Suivant contrat signé à Berlin et Prague le 31 mai ou le 1er juin 2019, et rédigé en allemand, la société de droit américain Simpson And Lawrence Corporation a donné à bail à la société de droit allemand Prima Klima-No Limits ! Travel And Even Gmbh, ayant pour objet social l'organisation de voyages, notamment des séjours au ski pour une clientèle allemande, un chalet dénommé « Amandine » situé à [Adresse 5], pour une période allant du 1er juin 2019 au 31 mai 2030.

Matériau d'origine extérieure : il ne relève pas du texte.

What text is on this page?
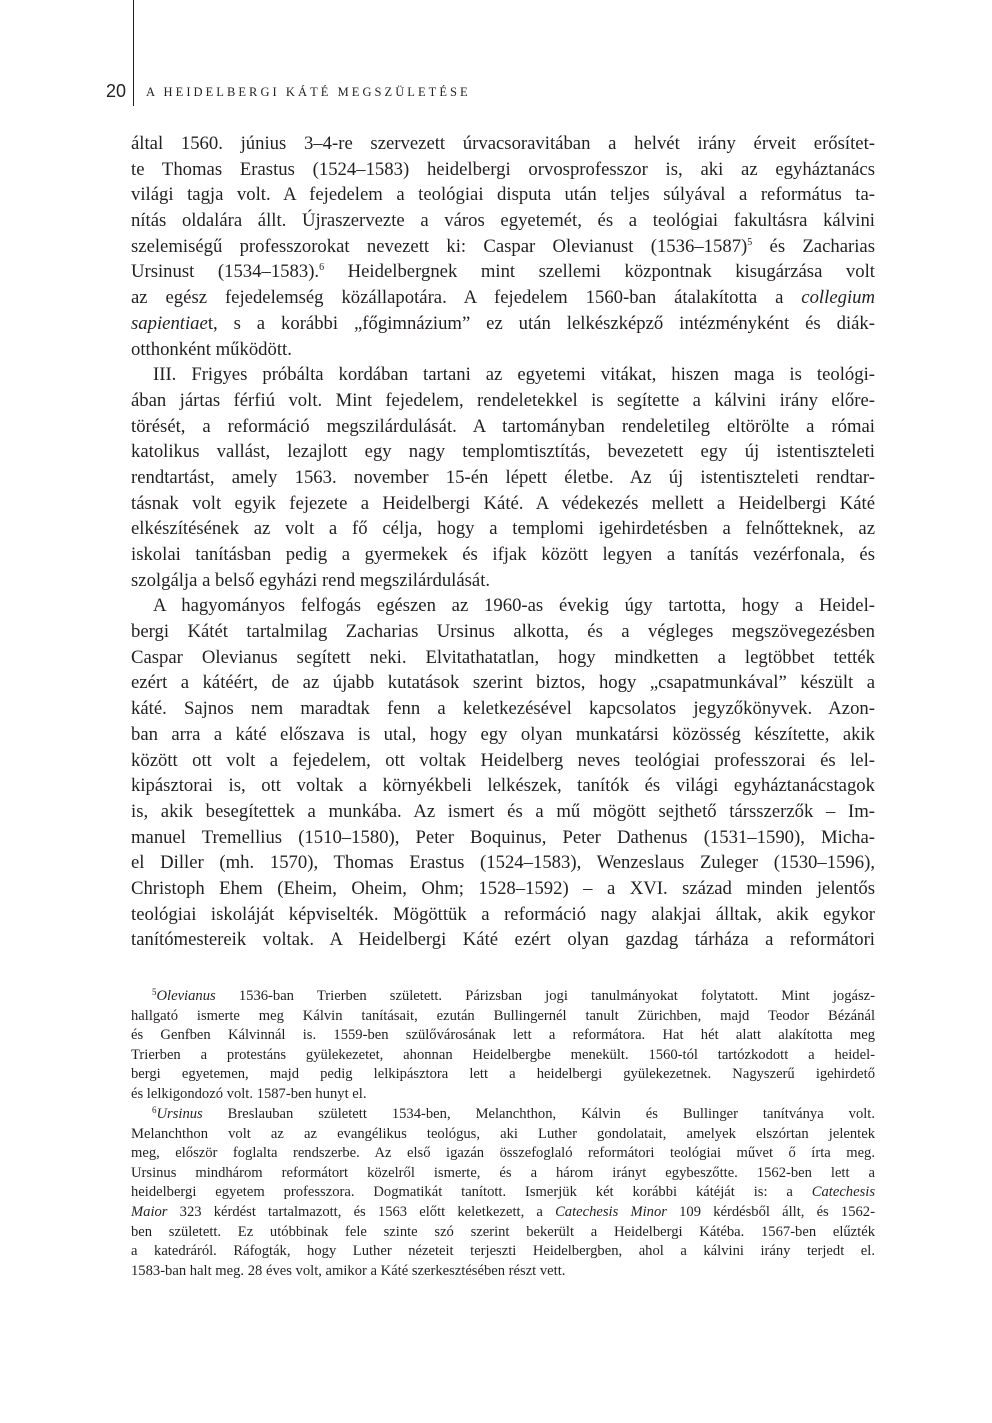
20 A HEIDELBERGI KÁTÉ MEGSZÜLETÉSE
által 1560. június 3–4-re szervezett úrvacsoravitában a helvét irány érveit erősítet-
te Thomas Erastus (1524–1583) heidelbergi orvosprofesszor is, aki az egyháztanács
világi tagja volt. A fejedelem a teológiai disputa után teljes súlyával a református ta-
nítás oldalára állt. Újraszervezte a város egyetemét, és a teológiai fakultásra kálvini
szelemiségű professzorokat nevezett ki: Caspar Olevianust (1536–1587)$^5$ és Zacharias
Ursinust (1534–1583).$^6$ Heidelbergnek mint szellemi központnak kisugárzása volt
az egész fejedelemség közállapotára. A fejedelem 1560-ban átalakította a collegium
sapientiaet, s a korábbi „főgimnázium” ez után lelkészképző intézményként és diák-
otthonként működött.
III. Frigyes próbálta kordában tartani az egyetemi vitákat, hiszen maga is teológi-
ában jártas férfiú volt. Mint fejedelem, rendeletekkel is segítette a kálvini irány előre-
törését, a reformáció megszilárdulását. A tartományban rendeletileg eltörölte a római
katolikus vallást, lezajlott egy nagy templomtisztítás, bevezetett egy új istentiszteleti
rendtartást, amely 1563. november 15-én lépett életbe. Az új istentiszteleti rendtar-
tásnak volt egyik fejezete a Heidelbergi Káté. A védekezés mellett a Heidelbergi Káté
elkészítésének az volt a fő célja, hogy a templomi igehirdetésben a felnőtteknek, az
iskolai tanításban pedig a gyermekek és ifjak között legyen a tanítás vezérfonala, és
szolgálja a belső egyházi rend megszilárdulását.
A hagyományos felfogás egészen az 1960-as évekig úgy tartotta, hogy a Heidel-
bergi Kátét tartalmilag Zacharias Ursinus alkotta, és a végleges megszövegezésben
Caspar Olevianus segített neki. Elvitathatatlan, hogy mindketten a legtöbbet tették
ezért a kátéért, de az újabb kutatások szerint biztos, hogy „csapatmunkával” készült a
káté. Sajnos nem maradtak fenn a keletkezésével kapcsolatos jegyzőkönyvek. Azon-
ban arra a káté előszava is utal, hogy egy olyan munkatársi közösség készítette, akik
között ott volt a fejedelem, ott voltak Heidelberg neves teológiai professzorai és lel-
kipásztorai is, ott voltak a környékbeli lelkészek, tanítók és világi egyháztanácstagok
is, akik besegítettek a munkába. Az ismert és a mű mögött sejthető társszerzők – Im-
manuel Tremellius (1510–1580), Peter Boquinus, Peter Dathenus (1531–1590), Micha-
el Diller (mh. 1570), Thomas Erastus (1524–1583), Wenzeslaus Zuleger (1530–1596),
Christoph Ehem (Eheim, Oheim, Ohm; 1528–1592) – a XVI. század minden jelentős
teológiai iskoláját képviselték. Mögöttük a reformáció nagy alakjai álltak, akik egykor
tanítómestereik voltak. A Heidelbergi Káté ezért olyan gazdag tárháza a reformátori
$^5$Olevianus 1536-ban Trierben született. Párizsban jogi tanulmányokat folytatott. Mint jogász-
hallgató ismerte meg Kálvin tanításait, ezután Bullingernél tanult Zürichben, majd Teodor Bézánál
és Genfben Kálvinnál is. 1559-ben szülővárosának lett a reformátora. Hat hét alatt alakította meg
Trierben a protestáns gyülekezetet, ahonnan Heidelbergbe menekült. 1560-tól tartózkodott a heidel-
bergi egyetemen, majd pedig lelkipásztora lett a heidelbergi gyülekezetnek. Nagyszerű igehirdető
és lelkigondozó volt. 1587-ben hunyt el.
$^6$Ursinus Breslauban született 1534-ben, Melanchthon, Kálvin és Bullinger tanítványa volt.
Melanchthon volt az az evangélikus teológus, aki Luther gondolatait, amelyek elszórtan jelentek
meg, először foglalta rendszerbe. Az első igazán összefoglaló reformátori teológiai művet ő írta meg.
Ursinus mindhárom reformátort közelről ismerte, és a három irányt egybeszőtte. 1562-ben lett a
heidelbergi egyetem professzora. Dogmatikát tanított. Ismerjük két korábbi kátéját is: a Catechesis
Maior 323 kérdést tartalmazott, és 1563 előtt keletkezett, a Catechesis Minor 109 kérdésből állt, és 1562-
ben született. Ez utóbbinak fele szinte szó szerint bekerült a Heidelbergi Kátéba. 1567-ben elűzték
a katedráról. Ráfogták, hogy Luther nézeteit terjeszti Heidelbergben, ahol a kálvini irány terjedt el.
1583-ban halt meg. 28 éves volt, amikor a Káté szerkesztésében részt vett.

Les parties ont conclu le 19 avril 2023 un avenant prévoyant le paiement en avance, au profit du gérant de la bailleresse, M. [O] [V], sur son compte personnel, des loyers afférents à la période allant de juin à décembre 2023, à hauteur d'une somme totale de 21 000 euros.

Par un courrier en date du 14 juin 2023, le conseil de la société bailleresse a informé sa contractante de ce que M. [O] [V] avait vendu la totalité de ses parts sociales aux consorts [Z], et de ce qu'en raison de travaux de rénovation qui devaient être entrepris, le chalet ne serait plus disponible à la location pour la saison d'hiver 2023/2024.

Malgré les protestations formulées par sa locataire dans un courrier du 23 juin 2023, la société de droit américain Simpson And Lawrence Corporation a repris possession du chalet.

Par exploit en date du 24 octobre 2023, la société de droit allemand Prima Klima-No Limits ! Travel And Even Gmbh a fait assigner la société de droit américain Simpson And Lawrence Corporation devant le tribunal judiciaire d'Albertville aux fins notamment de voir prononcer la résiliation du contrat de bail commercial liant les parties, pour défaut de délivrance du bien par le bailleur, aux torts exclusifs de ce dernier.

Par conclusions d'incident en date du 11 avril 2024, la société de droit américain Simpson And Lawrence Corporation a saisi le juge de la mise en état d'une exception d'incompétence au profit des tribunaux de l'Etat du Delaware, lieu de son siège social, et à titre subsidiaire au profit du tribunal de commerce de Chambéry.

Par conclusions en date du 17 septembre 2024, la société de droit allemand Prima Klima-No Limits ! Travel And Even Gmbh a saisi le juge de la mise en état d'une demande d'expertise tendant à évaluer le préjudice subi suite à la reprise irrégulière du bien par le bailleur, ainsi que de demandes de provisions.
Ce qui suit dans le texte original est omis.